The typical architecture of mainstream schools for example, is of separate blocks, long corridors of closed classroom doors, rows of desks, and the social architecture is one of various sorting systems that schools use to siphon off people according to externally imposed perceptions of skills (or absence of). Physical and socio-spatial arrangements in mainstream university campuses in New Zealand echo the belief that knowledge and meaning that is genuine and reliable is as far removed from the humanity - the heart, soul and emotionality - of experience as possible. The lack of a physical “heart” that typify the university buildings in New Zealand encourages a hiding of vulnerability, exposure and fragility, a lack of reciprocity, a one way flow of power, of hidden agendas and parochial, protectionist, professional cultures. “I am a human being experiencing fear, laughter, sweat, and perhaps most significantly, uncertainty and ambivalence,”
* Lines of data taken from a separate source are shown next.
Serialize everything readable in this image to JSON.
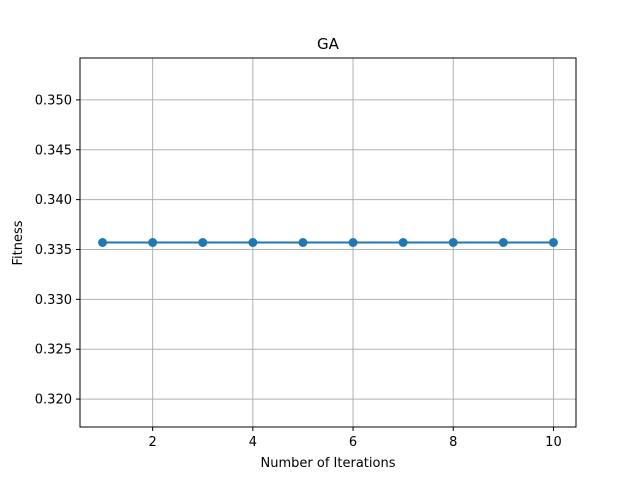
{
  "chart_data": {
    "type": "line",
    "title": "GA",
    "xlabel": "Number of Iterations",
    "ylabel": "Fitness",
    "xlim": [
      0.55,
      10.45
    ],
    "ylim": [
      0.3172,
      0.3542
    ],
    "xticks": [
      2,
      4,
      6,
      8,
      10
    ],
    "xtick_labels": [
      "2",
      "4",
      "6",
      "8",
      "10"
    ],
    "yticks": [
      0.32,
      0.325,
      0.33,
      0.335,
      0.34,
      0.345,
      0.35
    ],
    "ytick_labels": [
      "0.320",
      "0.325",
      "0.330",
      "0.335",
      "0.340",
      "0.345",
      "0.350"
    ],
    "grid": true,
    "series": [
      {
        "x": [
          1,
          2,
          3,
          4,
          5,
          6,
          7,
          8,
          9,
          10
        ],
        "values": [
          0.3357,
          0.3357,
          0.3357,
          0.3357,
          0.3357,
          0.3357,
          0.3357,
          0.3357,
          0.3357,
          0.3357
        ],
        "color": "#1f77b4",
        "marker": "circle"
      }
    ],
    "grid_color": "#b0b0b0",
    "axis_color": "#000000"
  }
}
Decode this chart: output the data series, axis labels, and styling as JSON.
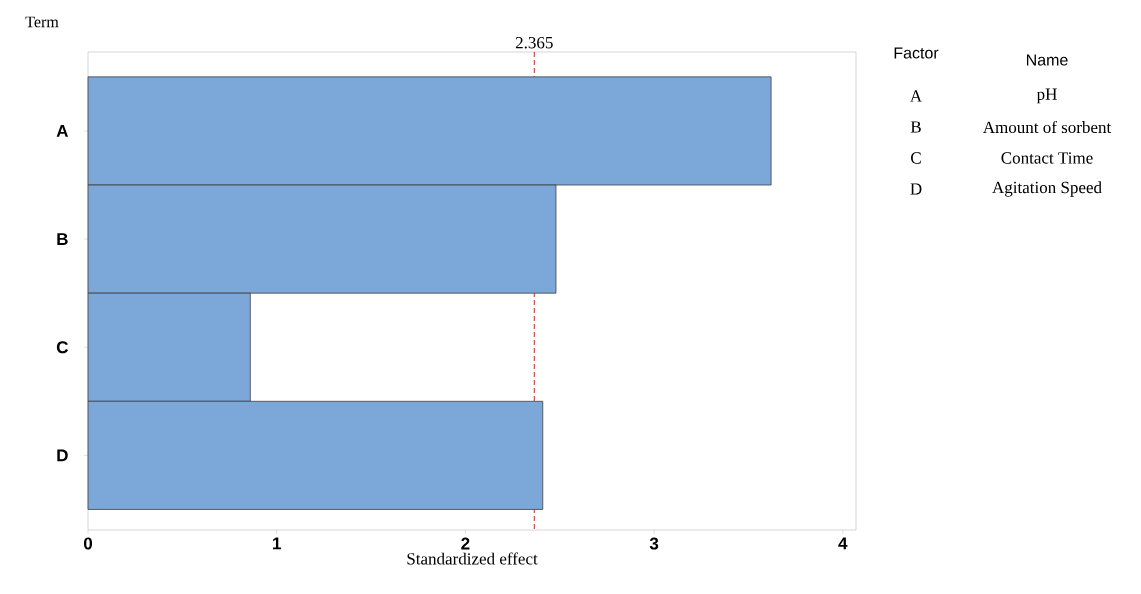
{
  "chart_data": {
    "type": "bar",
    "orientation": "horizontal",
    "ylabel": "Term",
    "xlabel": "Standardized effect",
    "categories": [
      "A",
      "B",
      "C",
      "D"
    ],
    "values": [
      3.62,
      2.48,
      0.86,
      2.41
    ],
    "color": "#7ba7d9",
    "xlim": [
      0,
      4.07
    ],
    "xticks": [
      0,
      1,
      2,
      3,
      4
    ],
    "ref_lines": [
      {
        "axis": "x",
        "value": 2.365,
        "label": "2.365",
        "color": "#cc2222",
        "line_style": "dashed"
      }
    ],
    "annotations": [
      "Factor",
      "Name",
      "A",
      "pH",
      "B",
      "Amount of sorbent",
      "C",
      "Contact Time",
      "D",
      "Agitation Speed"
    ]
  }
}
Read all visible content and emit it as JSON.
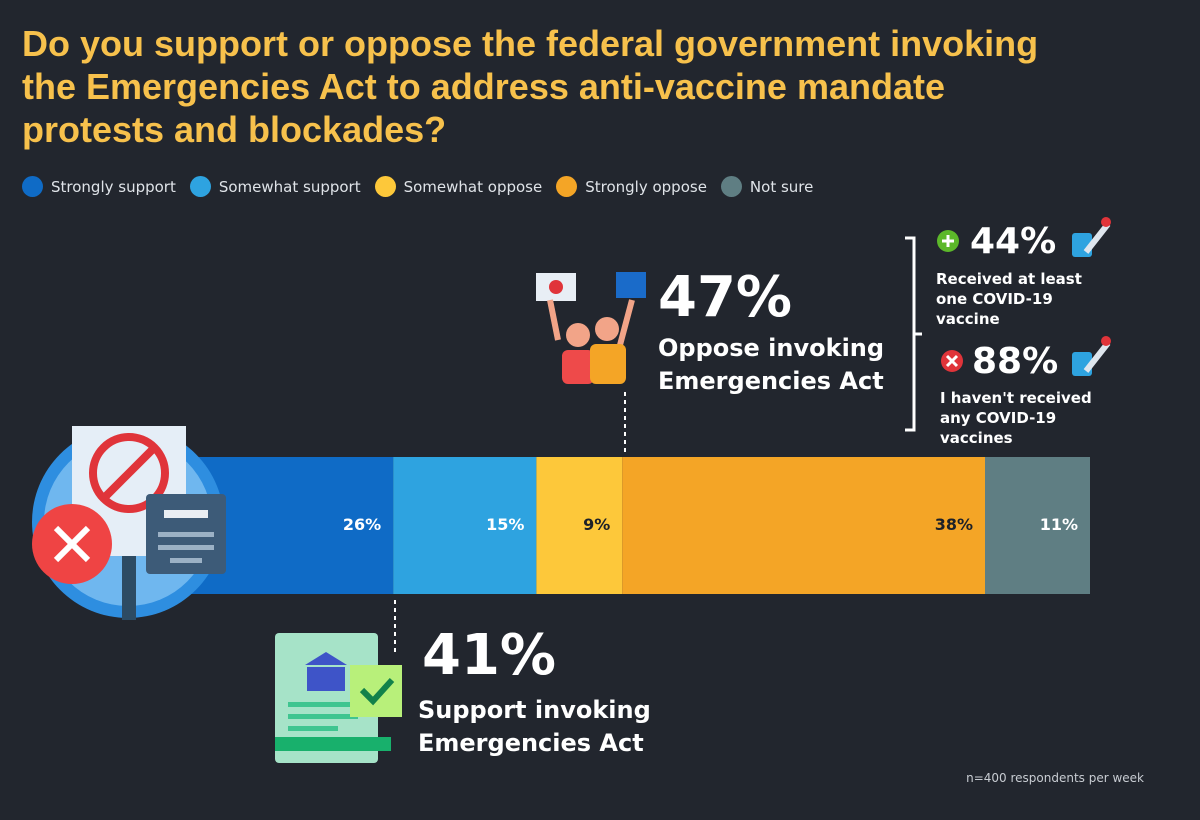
{
  "chart_data": {
    "type": "stacked-bar",
    "title": "Do you support or oppose the federal government invoking the Emergencies Act to address anti-vaccine mandate protests and blockades?",
    "series": [
      {
        "name": "Strongly support",
        "color": "#0f6bc6",
        "values": [
          26
        ],
        "value_labels": [
          "26%"
        ]
      },
      {
        "name": "Somewhat support",
        "color": "#2ea3e0",
        "values": [
          15
        ],
        "value_labels": [
          "15%"
        ]
      },
      {
        "name": "Somewhat oppose",
        "color": "#fdc83a",
        "values": [
          9
        ],
        "value_labels": [
          "9%"
        ]
      },
      {
        "name": "Strongly oppose",
        "color": "#f4a526",
        "values": [
          38
        ],
        "value_labels": [
          "38%"
        ]
      },
      {
        "name": "Not sure",
        "color": "#5f7e83",
        "values": [
          11
        ],
        "value_labels": [
          "11%"
        ]
      }
    ],
    "annotations": {
      "oppose_pct": "47%",
      "oppose_text": "Oppose invoking Emergencies Act",
      "vaccinated_pct": "44%",
      "vaccinated_text": "Received at least one COVID-19 vaccine",
      "unvaccinated_pct": "88%",
      "unvaccinated_text": "I haven't received any COVID-19 vaccines",
      "support_pct": "41%",
      "support_text": "Support invoking Emergencies Act"
    },
    "note": "n=400 respondents per week"
  }
}
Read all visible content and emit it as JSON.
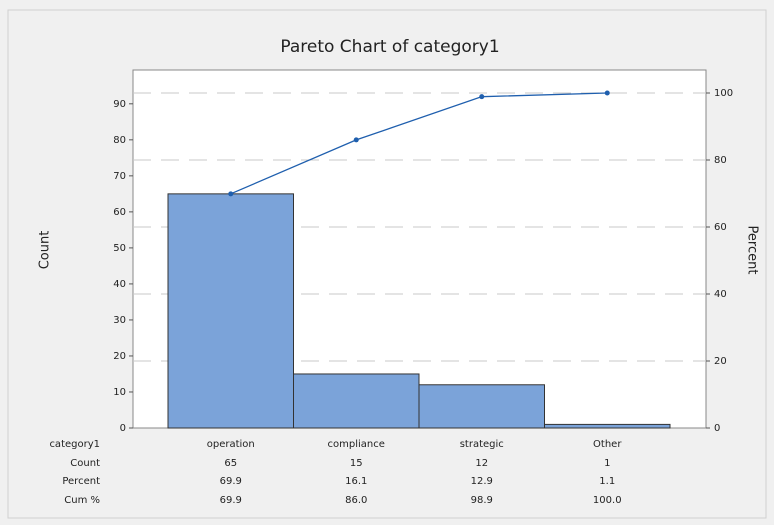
{
  "chart_data": {
    "type": "pareto",
    "title": "Pareto Chart of category1",
    "categories": [
      "operation",
      "compliance",
      "strategic",
      "Other"
    ],
    "series": [
      {
        "name": "Count",
        "color": "#7ba3d9",
        "values": [
          65,
          15,
          12,
          1
        ]
      },
      {
        "name": "Cum %",
        "color": "#1f5fae",
        "axis": "y2",
        "values": [
          69.9,
          86.0,
          98.9,
          100.0
        ],
        "value_labels": [
          "69.9",
          "86.0",
          "98.9",
          "100.0"
        ]
      }
    ],
    "percent": [
      69.9,
      16.1,
      12.9,
      1.1
    ],
    "x_label": "category1",
    "ylabel": "Count",
    "y2label": "Percent",
    "percent_row_label": "Percent",
    "ylim": [
      0,
      93
    ],
    "yticks": [
      0,
      10,
      20,
      30,
      40,
      50,
      60,
      70,
      80,
      90
    ],
    "y2lim": [
      0,
      100
    ],
    "y2ticks": [
      0,
      20,
      40,
      60,
      80,
      100
    ],
    "grid": true
  }
}
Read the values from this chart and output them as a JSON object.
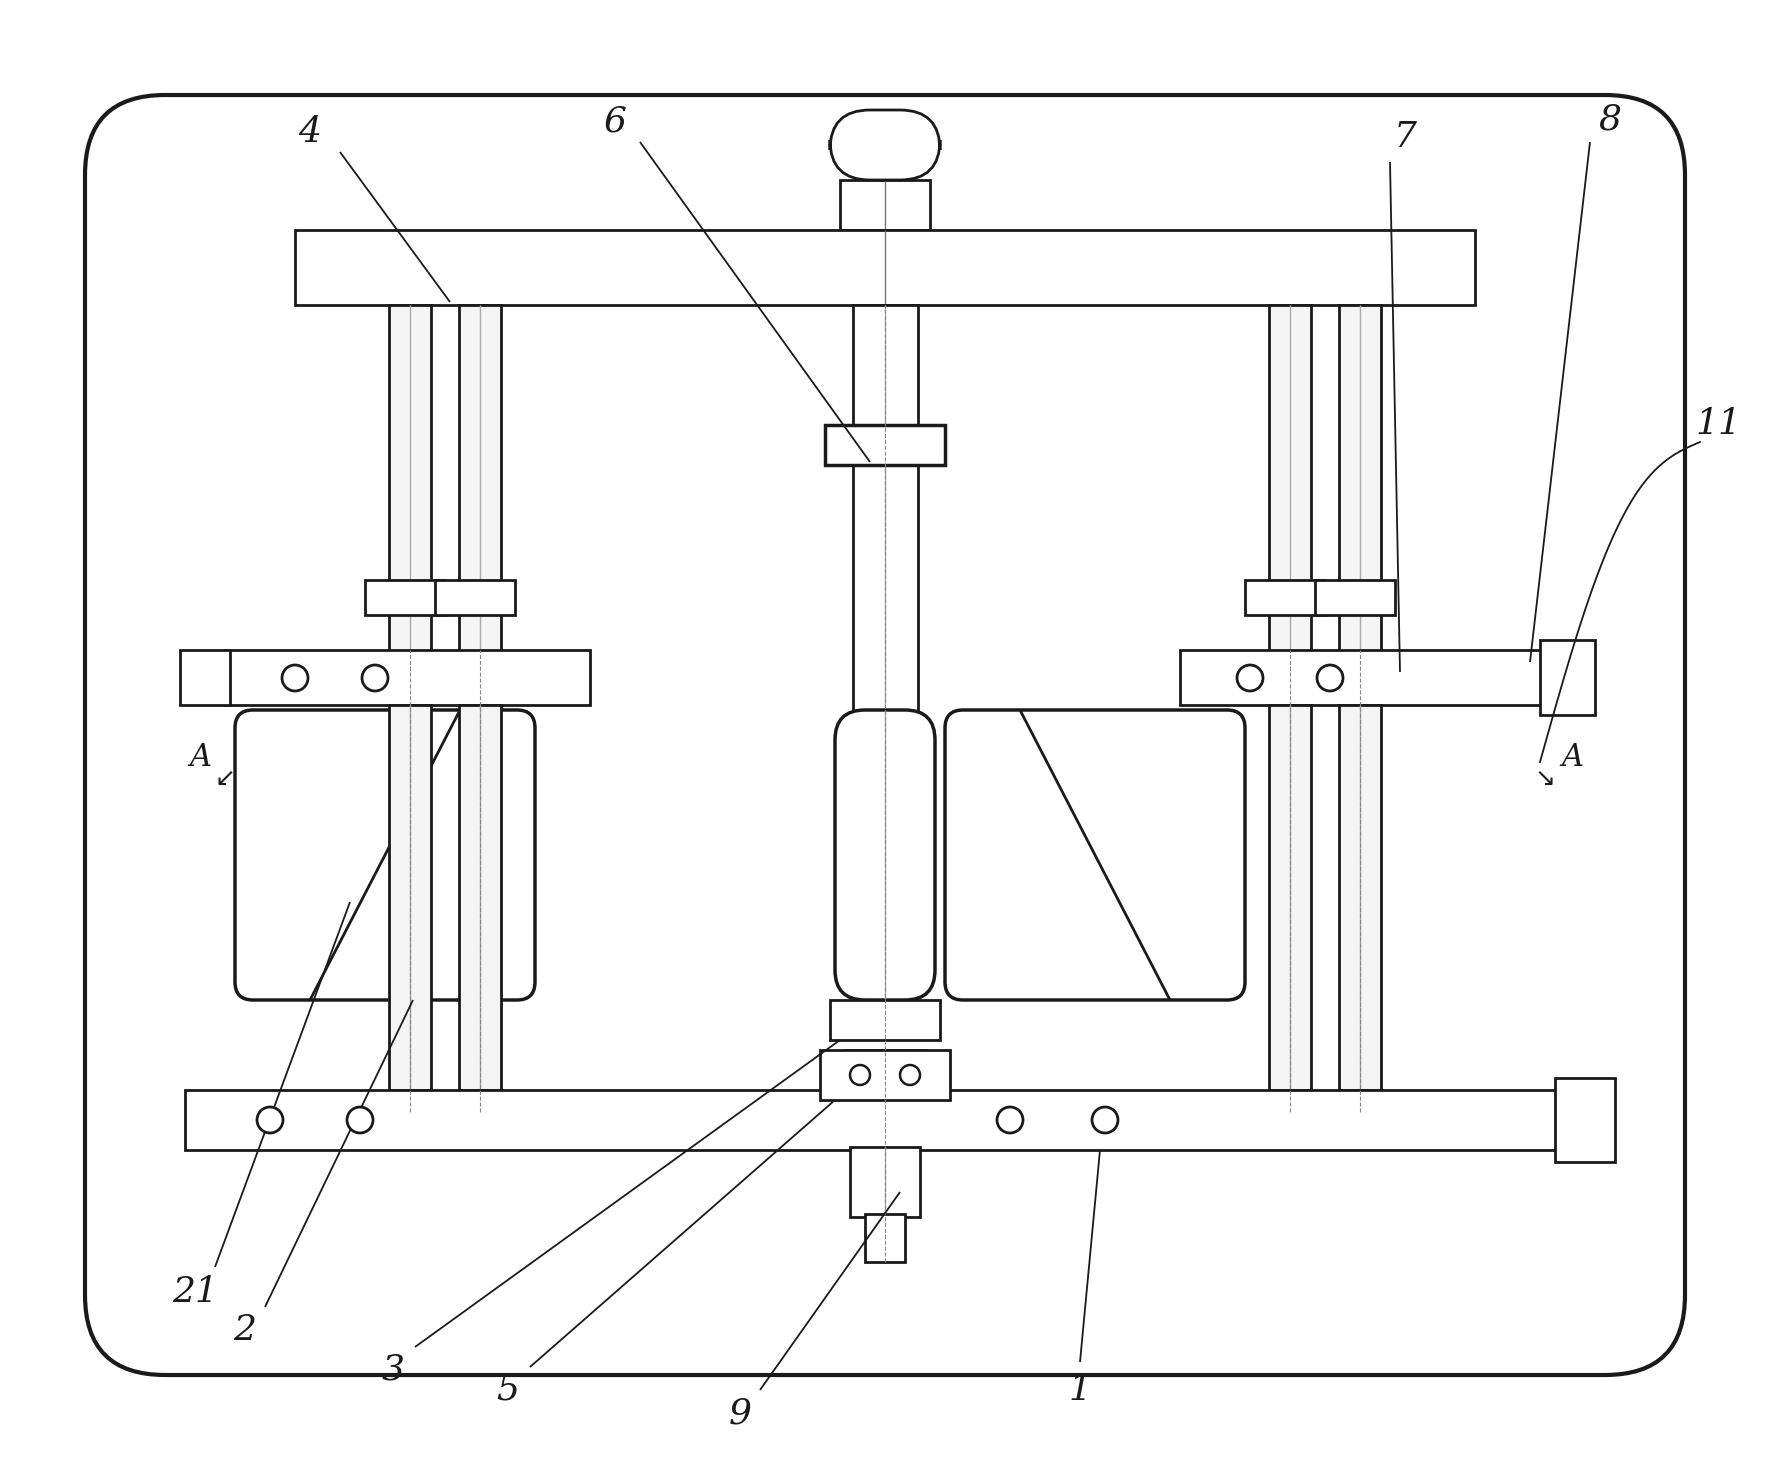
{
  "bg_color": "#ffffff",
  "lc": "#1a1a1a",
  "lw": 2.0,
  "tlw": 1.0,
  "fig_w": 17.71,
  "fig_h": 14.62,
  "dpi": 100
}
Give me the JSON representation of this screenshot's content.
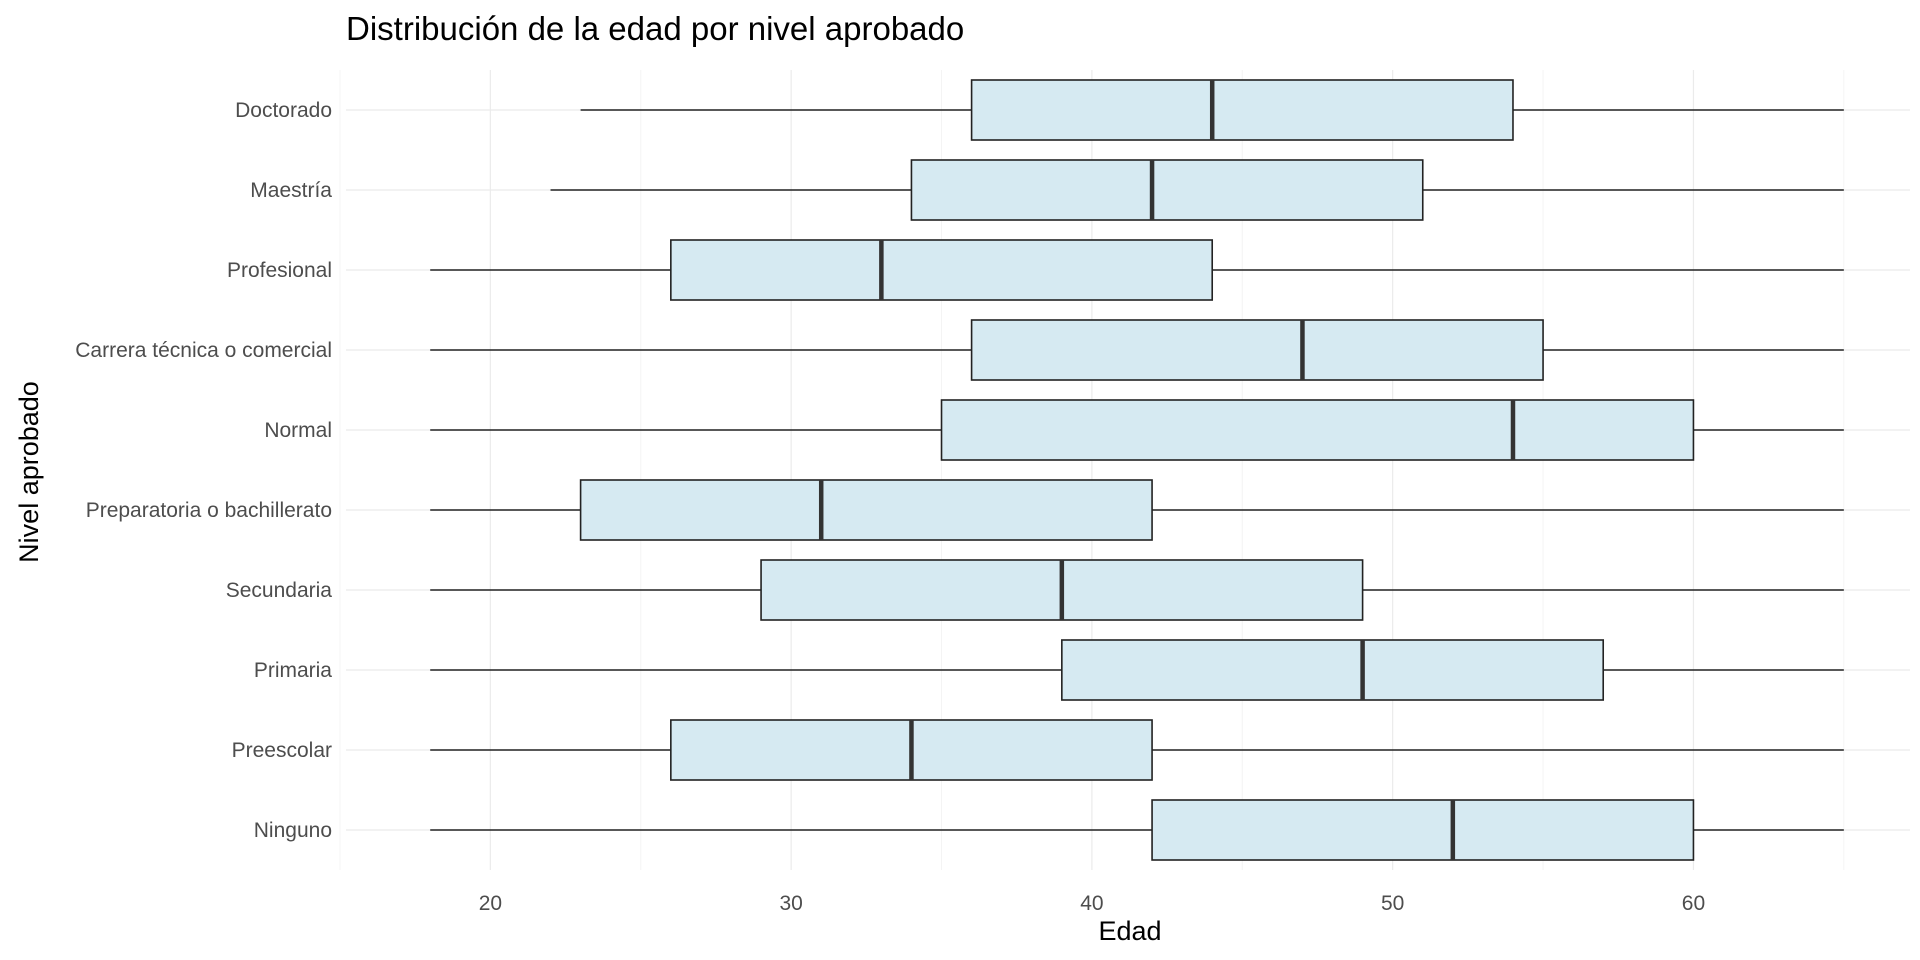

autoethnographer Michael Humphreys (2005, p. 851) described. “How often…do we reveal our own emotional fragility? Wearing masks of certainty and clear direction, we [the academics] intimidate those around us, especially those new to the academic game.”
These sorts of distant and emotionally cold ideals are difficult for those of Pacific cultural identity to feel any affinity with, let alone any desire for as these sorts of ideals
encompass the denial of warmth and love, empathy and care. It is little surprise then that this contributes to the reticence of Pacific Peoples to enter the grounds of a Western academic world from which they feel emotionally and physically alienated.